I think in most teams I've worked with, the majority of developers (> 85%) barely undestand what Git is doing or what things mean inside GitHub, have never seen commit history as a graph, have never run something like "git log --oneline --graph --decorate" or "--format", and have never heard of "git range-diff" which is very useful for following commit/PR/unit changes.

Personally I review using "git" itself, so I see the graph structure either way, and there's little difference between stacked PRs, commit chains in a single PR, or even feature branches, from that point of view. Even force-push branch updatea aren't difficult to review, because of the reflog and "git range-diff". The differences are mainly in what kinds of behaviour the web-based tooling promotes in the rest of the team, which does matter, and depends on the team.

I agree with you if you're using Graphite instead of GitHub. Having a place to give feedback and/or approval on the individual "units" (commits in a PR, or PRs in a stack) is useful, grouping dependent but distinct changes is useful, and diff'd commit evolution within each unit PR in response to back-end-forth review feedback is useful in some collaborative settings. Though, if you know "git range-diff" and reflog, that shows diff'd commit evolution quite well.

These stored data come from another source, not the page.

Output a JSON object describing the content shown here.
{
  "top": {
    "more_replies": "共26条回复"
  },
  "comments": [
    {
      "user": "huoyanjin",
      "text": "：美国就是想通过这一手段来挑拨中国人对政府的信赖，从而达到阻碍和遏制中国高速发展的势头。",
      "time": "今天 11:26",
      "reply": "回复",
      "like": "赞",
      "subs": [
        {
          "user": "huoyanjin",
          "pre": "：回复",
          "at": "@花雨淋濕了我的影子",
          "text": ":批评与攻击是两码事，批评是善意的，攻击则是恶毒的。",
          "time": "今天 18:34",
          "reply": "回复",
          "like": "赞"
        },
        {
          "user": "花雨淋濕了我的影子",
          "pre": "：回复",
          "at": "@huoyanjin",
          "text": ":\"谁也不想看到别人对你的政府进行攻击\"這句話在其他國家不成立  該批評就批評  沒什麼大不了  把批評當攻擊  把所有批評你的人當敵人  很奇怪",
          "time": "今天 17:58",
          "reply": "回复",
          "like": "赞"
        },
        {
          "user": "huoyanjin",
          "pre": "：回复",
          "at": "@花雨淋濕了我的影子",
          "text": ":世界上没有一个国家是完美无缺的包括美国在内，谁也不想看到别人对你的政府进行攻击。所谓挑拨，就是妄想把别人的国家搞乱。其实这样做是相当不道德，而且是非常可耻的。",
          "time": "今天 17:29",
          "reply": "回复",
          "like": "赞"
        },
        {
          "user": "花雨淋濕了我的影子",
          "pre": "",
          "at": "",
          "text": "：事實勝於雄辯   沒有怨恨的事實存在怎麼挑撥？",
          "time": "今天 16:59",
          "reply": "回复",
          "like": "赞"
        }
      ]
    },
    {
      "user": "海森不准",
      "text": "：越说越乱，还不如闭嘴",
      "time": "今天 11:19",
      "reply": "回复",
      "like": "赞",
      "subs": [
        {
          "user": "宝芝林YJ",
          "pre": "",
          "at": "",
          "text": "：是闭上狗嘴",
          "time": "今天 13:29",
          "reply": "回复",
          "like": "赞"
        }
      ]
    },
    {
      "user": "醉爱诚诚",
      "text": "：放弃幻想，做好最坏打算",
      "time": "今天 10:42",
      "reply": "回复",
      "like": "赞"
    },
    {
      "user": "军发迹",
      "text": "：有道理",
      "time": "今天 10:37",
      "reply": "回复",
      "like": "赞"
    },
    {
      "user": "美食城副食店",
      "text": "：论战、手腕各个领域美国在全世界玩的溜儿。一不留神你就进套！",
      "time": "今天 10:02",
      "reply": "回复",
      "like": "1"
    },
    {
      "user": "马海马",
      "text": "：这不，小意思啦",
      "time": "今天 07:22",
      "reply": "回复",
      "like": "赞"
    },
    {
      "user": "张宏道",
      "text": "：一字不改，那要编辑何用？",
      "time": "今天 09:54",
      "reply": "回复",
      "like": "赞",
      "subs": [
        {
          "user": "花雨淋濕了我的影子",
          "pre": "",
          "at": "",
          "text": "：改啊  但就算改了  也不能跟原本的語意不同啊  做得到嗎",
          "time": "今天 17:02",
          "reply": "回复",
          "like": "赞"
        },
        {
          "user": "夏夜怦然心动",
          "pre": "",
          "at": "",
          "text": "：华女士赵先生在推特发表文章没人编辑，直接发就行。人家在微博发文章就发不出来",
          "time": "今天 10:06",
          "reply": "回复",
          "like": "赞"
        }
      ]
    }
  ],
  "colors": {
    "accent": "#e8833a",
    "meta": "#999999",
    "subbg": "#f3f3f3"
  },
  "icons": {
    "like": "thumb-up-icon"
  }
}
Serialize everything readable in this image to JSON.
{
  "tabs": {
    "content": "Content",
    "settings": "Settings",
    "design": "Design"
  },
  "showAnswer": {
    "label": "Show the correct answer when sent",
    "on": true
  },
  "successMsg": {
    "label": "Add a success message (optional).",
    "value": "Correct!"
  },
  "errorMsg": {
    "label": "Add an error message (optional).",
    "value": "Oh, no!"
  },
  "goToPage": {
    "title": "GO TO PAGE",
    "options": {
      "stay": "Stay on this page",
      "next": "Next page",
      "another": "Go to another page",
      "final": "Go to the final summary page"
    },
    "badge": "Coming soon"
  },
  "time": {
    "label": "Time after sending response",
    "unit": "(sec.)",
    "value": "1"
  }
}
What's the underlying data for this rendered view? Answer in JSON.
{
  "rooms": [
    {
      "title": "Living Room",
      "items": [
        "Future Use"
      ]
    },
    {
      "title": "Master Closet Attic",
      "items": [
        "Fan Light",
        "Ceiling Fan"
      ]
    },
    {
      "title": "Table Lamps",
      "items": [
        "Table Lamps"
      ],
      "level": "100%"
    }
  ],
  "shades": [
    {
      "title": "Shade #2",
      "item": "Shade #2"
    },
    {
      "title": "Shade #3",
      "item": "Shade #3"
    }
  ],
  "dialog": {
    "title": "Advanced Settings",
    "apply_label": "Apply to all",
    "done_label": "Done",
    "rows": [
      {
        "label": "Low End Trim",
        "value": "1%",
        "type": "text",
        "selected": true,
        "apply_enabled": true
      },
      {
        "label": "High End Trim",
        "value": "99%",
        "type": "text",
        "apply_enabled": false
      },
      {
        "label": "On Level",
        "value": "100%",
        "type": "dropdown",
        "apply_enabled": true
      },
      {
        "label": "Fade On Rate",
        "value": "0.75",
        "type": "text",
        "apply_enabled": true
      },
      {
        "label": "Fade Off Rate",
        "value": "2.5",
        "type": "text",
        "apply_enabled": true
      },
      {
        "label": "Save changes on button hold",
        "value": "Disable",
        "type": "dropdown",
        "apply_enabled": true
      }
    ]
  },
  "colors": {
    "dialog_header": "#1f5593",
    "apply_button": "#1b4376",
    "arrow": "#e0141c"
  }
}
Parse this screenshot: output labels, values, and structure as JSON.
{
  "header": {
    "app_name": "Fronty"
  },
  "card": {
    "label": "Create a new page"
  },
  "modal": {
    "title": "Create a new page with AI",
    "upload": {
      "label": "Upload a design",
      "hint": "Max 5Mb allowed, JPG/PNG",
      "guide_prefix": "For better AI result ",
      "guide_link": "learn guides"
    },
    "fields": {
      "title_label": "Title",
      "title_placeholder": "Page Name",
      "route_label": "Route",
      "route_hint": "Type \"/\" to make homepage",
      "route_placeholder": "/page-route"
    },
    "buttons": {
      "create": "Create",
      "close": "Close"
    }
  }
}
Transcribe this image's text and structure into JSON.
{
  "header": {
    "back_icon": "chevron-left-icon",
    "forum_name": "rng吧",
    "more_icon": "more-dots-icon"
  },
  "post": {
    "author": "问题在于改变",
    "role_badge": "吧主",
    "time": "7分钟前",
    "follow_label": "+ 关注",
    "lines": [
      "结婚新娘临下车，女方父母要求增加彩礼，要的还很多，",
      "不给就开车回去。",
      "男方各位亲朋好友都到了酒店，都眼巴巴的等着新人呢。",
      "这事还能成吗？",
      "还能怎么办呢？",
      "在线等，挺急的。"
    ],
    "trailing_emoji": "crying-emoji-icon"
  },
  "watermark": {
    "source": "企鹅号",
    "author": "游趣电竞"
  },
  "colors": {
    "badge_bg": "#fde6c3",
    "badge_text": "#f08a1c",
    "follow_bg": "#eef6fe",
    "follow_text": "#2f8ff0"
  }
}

In GitHub, people are confused by stacked PRs both conceptually and due to the GitHub UX around them. Most times when I've posted a stacked PR to a GitHub project, other people didn't realise it was stacked, and occasinally someone else has merged the tip of a stack made by me, and been surprised to see all the dependent PRs merged automatically as a side effect. Usually before they get to reviewing those other PRs :-)

People understand commit sequences in a PR, though I've rarely seen people treat the individual commits as units for review when using GitHub, unfortunately. In the Linux kernel world where Git was born, the PR flow is completely different from GitHub: Their system tends to result in feedback on individual commits. It also encourages better quality feedback, with less nitpicking, and better quality commits.

jfengel 10 hours ago||||
Sometimes I have to go back and fix a bug that appeared during another branch. Having the original commits helps me bisect it.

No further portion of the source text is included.